How is DWARF information referenced by zig executable

After building a program with zig build-exe -fno-strip helloworld.zig, I noticed that there aren’t any DWARF debug segments in the resulting macho binary (I’m on macos), nor does zig output a .dSYM bundle — yet lldb is able to to show symbolicated information when debugging helloworld.

As best I can tell, the debug information is in helloworld.o. So I have a few questions:

  1. does lldb look for debug info in <executable_name>.o by convention, or is there some way the macho executable says “my debug info is in helloworld.o”? (I’m thinking of how .dSYM’s can be found by the UUID located in the macho’s UUID load command, for binaries created by clang)
  2. If the debug info really is in the .o, aren’t all the symbol addresses wrong due to the offsetting that occurs due to the linking process?

Maybe you can test your own hypothesis by copying the executable to an isolated directory (in /tmp?) and checking if lldb still shows symbolicated info for it?

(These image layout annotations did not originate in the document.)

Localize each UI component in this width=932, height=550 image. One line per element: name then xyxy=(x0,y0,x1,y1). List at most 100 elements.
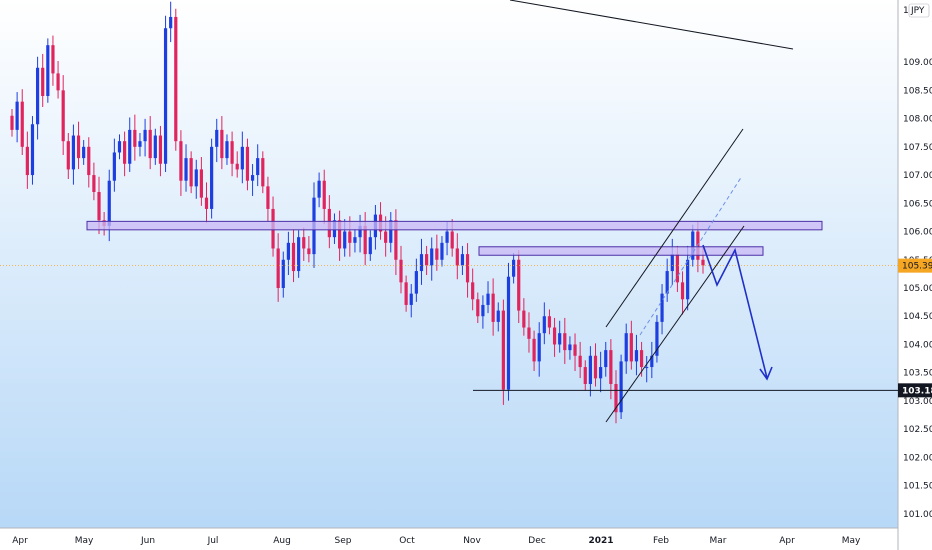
candle-body xyxy=(15,101,19,130)
candle-body xyxy=(117,141,122,153)
candle-body xyxy=(542,316,546,334)
candle-body xyxy=(363,225,367,255)
resistance-zone-upper-zone[interactable] xyxy=(86,220,823,231)
candle-body xyxy=(35,67,40,125)
price-tick-label: 108.000 xyxy=(903,115,932,125)
candle-body xyxy=(512,259,516,277)
zones-group xyxy=(0,220,898,391)
candle-body xyxy=(179,141,183,181)
candle-body xyxy=(686,259,690,300)
price-tick-label: 106.500 xyxy=(903,199,932,209)
time-tick-label: May xyxy=(75,536,94,546)
candle-body xyxy=(583,367,587,384)
time-tick-label: Oct xyxy=(399,536,415,546)
drawings-group xyxy=(509,0,794,423)
candle-body xyxy=(619,361,623,413)
candle-body xyxy=(660,293,664,322)
candle-body xyxy=(558,333,562,345)
candle-body xyxy=(650,355,654,368)
candle-body xyxy=(169,16,173,29)
candle-body xyxy=(486,293,490,305)
candle-body xyxy=(307,248,311,255)
candle-body xyxy=(158,135,163,164)
candle-body xyxy=(491,293,495,322)
candle-body xyxy=(337,220,342,249)
candle-body xyxy=(624,333,628,362)
candle-body xyxy=(435,248,439,260)
candle-body xyxy=(56,73,60,91)
candle-body xyxy=(450,231,454,249)
candle-body xyxy=(317,180,321,198)
price-axis-ticks: 109.000 108.500 108.000 107.500 107.000 106.5… xyxy=(903,58,932,520)
axis-labels: 1 JPY 105.396 103.188 xyxy=(898,3,932,398)
last-price-label: 105.396 xyxy=(902,262,932,272)
candle-body xyxy=(460,254,465,266)
candle-body xyxy=(680,282,685,300)
candle-body xyxy=(568,344,572,351)
time-tick-label: Mar xyxy=(710,536,727,546)
candle-body xyxy=(465,254,470,283)
candle-body xyxy=(670,254,674,272)
candle-body xyxy=(471,282,475,300)
candle-body xyxy=(691,231,695,260)
candle-body xyxy=(220,129,224,159)
candle-body xyxy=(537,333,541,362)
price-axis-panel xyxy=(898,0,932,550)
price-tick-label: 102.500 xyxy=(903,425,932,435)
candle-body xyxy=(225,141,229,159)
time-tick-label: Aug xyxy=(273,536,291,546)
candle-body xyxy=(82,146,86,159)
candle-body xyxy=(189,158,193,187)
support-price-label-box xyxy=(898,383,932,398)
time-tick-label: Nov xyxy=(463,536,481,546)
price-tick-label: 108.500 xyxy=(903,86,932,96)
candle-body xyxy=(61,90,65,142)
candle-body xyxy=(46,45,50,96)
candle-body xyxy=(112,152,116,181)
resistance-zone-lower-zone[interactable] xyxy=(478,246,764,256)
candle-body xyxy=(527,327,531,339)
projection-path[interactable] xyxy=(702,244,768,379)
support-price-label: 103.188 xyxy=(902,386,932,396)
channel-lower-line[interactable] xyxy=(605,225,745,423)
channel-upper-line[interactable] xyxy=(605,128,744,328)
candle-body xyxy=(604,350,608,368)
candle-body xyxy=(609,350,613,384)
projection-arrowhead-icon xyxy=(759,366,773,381)
candle-body xyxy=(404,282,408,305)
channel-midline[interactable] xyxy=(639,175,743,336)
price-tick-label: 107.500 xyxy=(903,143,932,153)
candle-body xyxy=(394,220,398,260)
symbol-badge[interactable] xyxy=(908,3,930,18)
candle-body xyxy=(593,355,598,379)
candle-body xyxy=(599,367,603,379)
candle-body xyxy=(532,338,536,362)
price-tick-label: 103.000 xyxy=(903,397,932,407)
candle-body xyxy=(368,237,372,255)
candle-body xyxy=(399,259,403,283)
candle-body xyxy=(87,146,91,176)
candle-body xyxy=(496,310,500,322)
price-tick-label: 107.000 xyxy=(903,171,932,181)
candle-body xyxy=(476,299,480,317)
candle-body xyxy=(353,237,357,243)
candle-body xyxy=(107,180,111,226)
downtrend-line[interactable] xyxy=(509,0,794,50)
candle-body xyxy=(199,169,203,198)
time-tick-label: Sep xyxy=(335,536,352,546)
candle-body xyxy=(578,355,582,368)
candle-body xyxy=(389,220,393,243)
candle-body xyxy=(20,101,24,147)
candle-body xyxy=(655,321,659,356)
time-tick-label: 2021 xyxy=(588,536,613,546)
candle-body xyxy=(148,129,152,159)
candle-body xyxy=(552,327,557,345)
candle-body xyxy=(419,254,424,272)
candle-body xyxy=(675,254,680,283)
candle-body xyxy=(445,231,449,243)
last-price-label-box xyxy=(898,258,932,273)
price-tick-label: 106.000 xyxy=(903,228,932,238)
candle-body xyxy=(414,271,418,294)
time-tick-label: Feb xyxy=(653,536,669,546)
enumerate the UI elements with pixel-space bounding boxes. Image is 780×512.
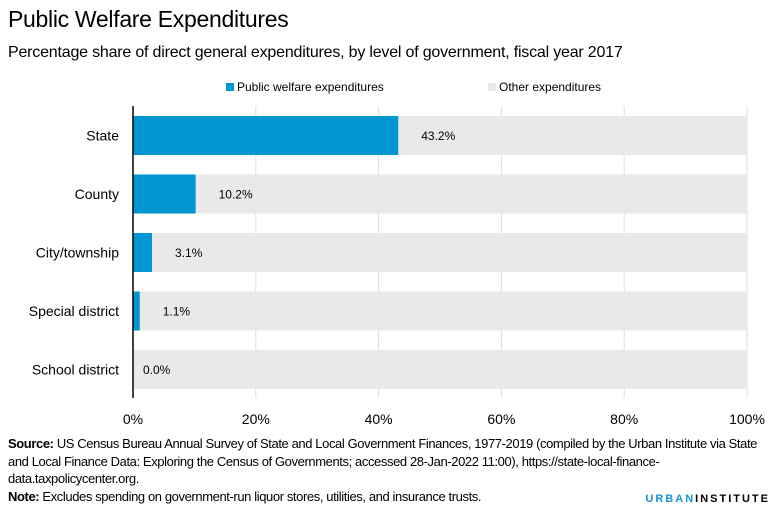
legend-item-welfare: Public welfare expenditures bbox=[226, 80, 384, 94]
legend: Public welfare expenditures Other expend… bbox=[0, 80, 780, 96]
legend-label-other: Other expenditures bbox=[499, 80, 602, 94]
category-label: City/township bbox=[36, 245, 119, 261]
note-text: Excludes spending on government-run liqu… bbox=[39, 488, 482, 504]
data-label: 1.1% bbox=[163, 305, 191, 319]
bar-welfare bbox=[133, 116, 399, 155]
chart-subtitle: Percentage share of direct general expen… bbox=[8, 44, 623, 61]
category-label: County bbox=[75, 186, 119, 202]
legend-swatch-other bbox=[488, 83, 496, 91]
bar-welfare bbox=[133, 233, 153, 272]
x-tick-label: 20% bbox=[242, 411, 270, 427]
bar-welfare bbox=[133, 291, 140, 331]
note: Note: Excludes spending on government-ru… bbox=[8, 488, 778, 506]
source-text: US Census Bureau Annual Survey of State … bbox=[8, 436, 758, 486]
x-tick-label: 0% bbox=[123, 411, 143, 427]
data-label: 10.2% bbox=[219, 188, 253, 202]
bar-other bbox=[133, 291, 747, 331]
legend-item-other: Other expenditures bbox=[488, 80, 601, 94]
category-label: School district bbox=[32, 362, 119, 378]
data-label: 3.1% bbox=[175, 246, 203, 260]
bar-welfare bbox=[133, 174, 196, 214]
legend-label-welfare: Public welfare expenditures bbox=[237, 80, 384, 94]
urban-institute-logo: URBANINSTITUTE bbox=[645, 493, 770, 505]
note-label: Note: bbox=[8, 488, 40, 504]
x-tick-label: 40% bbox=[365, 411, 393, 427]
chart-title: Public Welfare Expenditures bbox=[8, 6, 289, 32]
x-tick-label: 80% bbox=[610, 411, 638, 427]
data-label: 0.0% bbox=[143, 363, 171, 377]
bar-other bbox=[133, 233, 747, 272]
x-tick-label: 60% bbox=[487, 411, 515, 427]
source-label: Source: bbox=[8, 436, 54, 451]
footer: Source: US Census Bureau Annual Survey o… bbox=[8, 435, 778, 505]
data-label: 43.2% bbox=[421, 129, 455, 143]
legend-swatch-welfare bbox=[226, 83, 234, 91]
x-tick-label: 100% bbox=[729, 411, 765, 427]
bar-other bbox=[133, 174, 747, 214]
source-note: Source: US Census Bureau Annual Survey o… bbox=[8, 435, 778, 488]
bar-other bbox=[133, 350, 747, 389]
category-label: State bbox=[86, 128, 119, 144]
category-label: Special district bbox=[29, 303, 119, 319]
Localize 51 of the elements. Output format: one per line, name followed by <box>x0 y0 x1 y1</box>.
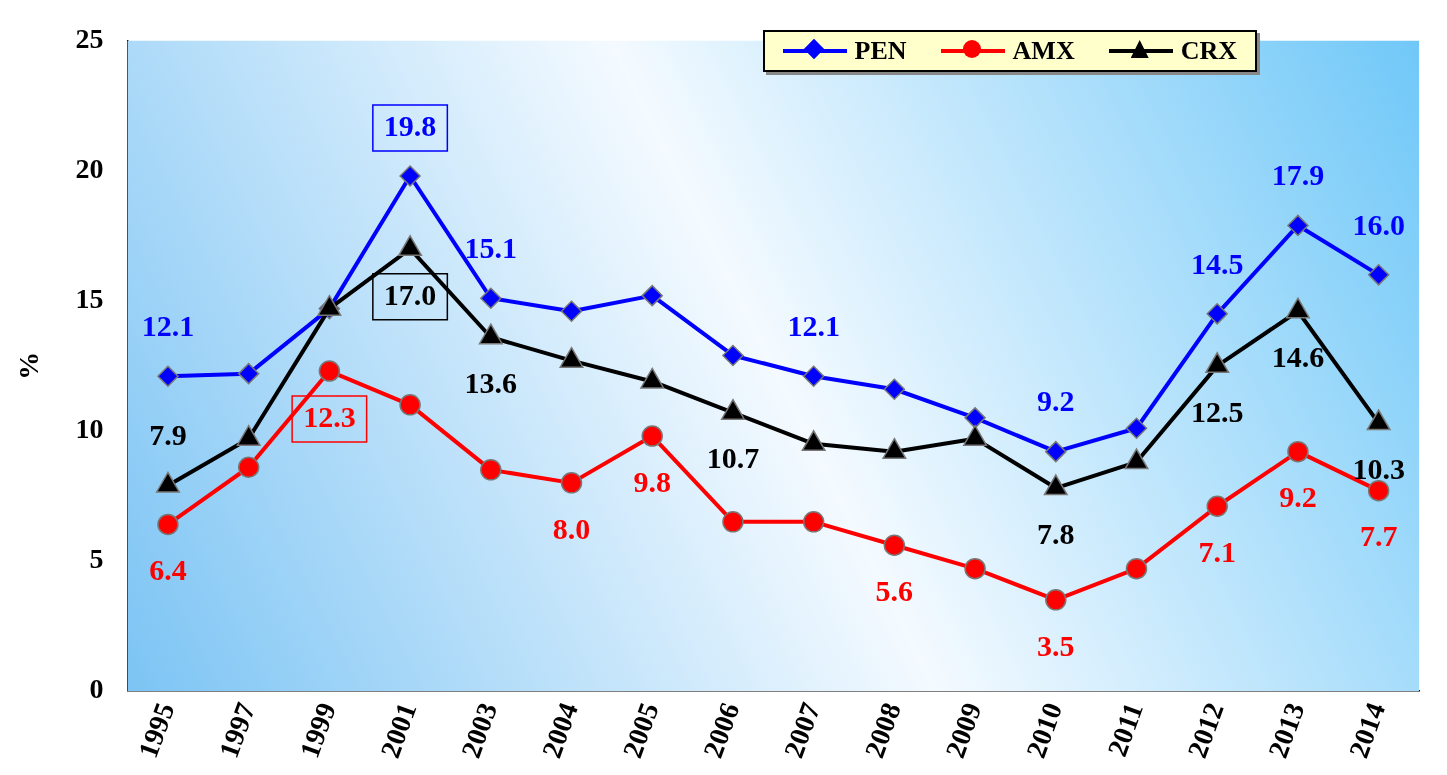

I had confirmed my hypothesis that the debug information is in the .o file by deleting the .o file. Unfortunately the suggestion to copy the executable to a new directory doesn’t answer the first question in my original post. I had tried it and lldb doesn’t find the symbols, and that doesn’t explain if it fails to find symbols because:
A) lldb, by convention, looks for the .o in the same directory as the executable
B) the executable uses a relative path to say where its .o file is
Thanks for the suggestion though! Guess I’ll look at the lldb source.